Die Politiker sprechen viel von den Sorgen um die Landsleute im "nahen Ausland"

Von Christian Schmidt-HäuerMoskau

Wahlkampftaktik des Jelzin-Lagers oder Wende zurück zum Reich des Bösen? Moskau droht neuerlich seinen Nachbarn. Allen voran zeigt Außenminister Andrej Kosyijew Balten, Armeniern, Ukrainern oder auch dem ganzen "nahen Ausland" – den GUS-Staaten – die Faust.

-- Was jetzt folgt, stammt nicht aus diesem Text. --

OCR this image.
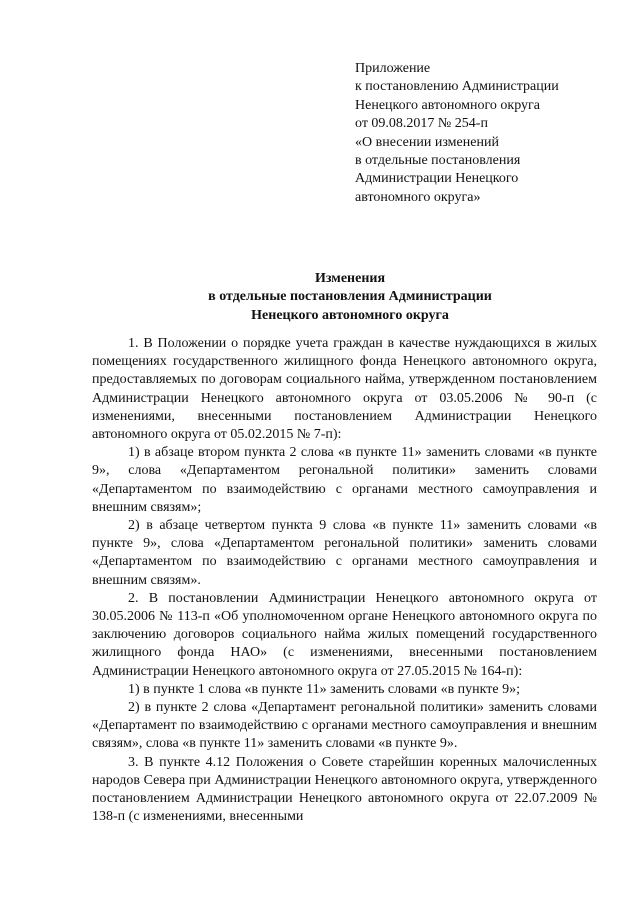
Приложение
к постановлению Администрации
Ненецкого автономного округа
от 09.08.2017 № 254-п
«О внесении изменений
в отдельные постановления
Администрации Ненецкого
автономного округа»
Изменения
в отдельные постановления Администрации
Ненецкого автономного округа

1. В Положении о порядке учета граждан в качестве нуждающихся в жилых помещениях государственного жилищного фонда Ненецкого автономного округа, предоставляемых по договорам социального найма, утвержденном постановлением Администрации Ненецкого автономного округа от 03.05.2006 № 90-п (с изменениями, внесенными постановлением Администрации Ненецкого автономного округа от 05.02.2015 № 7-п):

1) в абзаце втором пункта 2 слова «в пункте 11» заменить словами «в пункте 9», слова «Департаментом регональной политики» заменить словами «Департаментом по взаимодействию с органами местного самоуправления и внешним связям»;

2) в абзаце четвертом пункта 9 слова «в пункте 11» заменить словами «в пункте 9», слова «Департаментом регональной политики» заменить словами «Департаментом по взаимодействию с органами местного самоуправления и внешним связям».

2. В постановлении Администрации Ненецкого автономного округа от 30.05.2006 № 113-п «Об уполномоченном органе Ненецкого автономного округа по заключению договоров социального найма жилых помещений государственного жилищного фонда НАО» (с изменениями, внесенными постановлением Администрации Ненецкого автономного округа от 27.05.2015 № 164-п):

1) в пункте 1 слова «в пункте 11» заменить словами «в пункте 9»;

2) в пункте 2 слова «Департамент регональной политики» заменить словами «Департамент по взаимодействию с органами местного самоуправления и внешним связям», слова «в пункте 11» заменить словами «в пункте 9».

3. В пункте 4.12 Положения о Совете старейшин коренных малочисленных народов Севера при Администрации Ненецкого автономного округа, утвержденного постановлением Администрации Ненецкого автономного округа от 22.07.2009 № 138-п (с изменениями, внесенными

Der Berufsdiplomat, der Amerikanern wie Europäern bisher als Garant der Westintegration Rußlands galt und der für die russischen Nationalisten der "Staatsfeind Nummer zwei" hinter Jelzin war, trommelt plötzlich: "Wir werden die russische Bevölkerung und die Interessen Rußlands mit aller Härte schützen, wo immer es erforderlich ist und selbst wenn es unsere Freunde betrifft." Rußlands bisher loyalsten Freund in Mittelasien, den kasachischen Präsidenten Nasarbajew, erinnerte das "an die Zeiten Hitlers, der seine Expansion mit dem Schutz der Sudetendeutschen begann". Was sind die wirklichen Gründe für Moskaus Warnsignale?

1. Die aktuellen Motive des Wahlkampfs: Andrej Kosyrjew kandidiert für den jelzintreuen Block "Rußlands Wahl". Genauso wie dessen "Parteichef" Jegor Gajdar seinen Manchester-Liberalismus plötzlich sozial drapiert und sich für wirtschaftlichen Protektionismus stark macht, stellt Kosyijew den politischen Protektionismus der Russen im "nahen Ausland" heraus. Er zieht damit die Konsequenz daraus, daß fast jeder Stimmbürger Verwandte unter den 25 Millionen Russen in den GUS-Staaten hat. Diese Hinterbliebenen der historischen Wende klagen über Diskriminierung und "Dekolonisierung" als Revanche.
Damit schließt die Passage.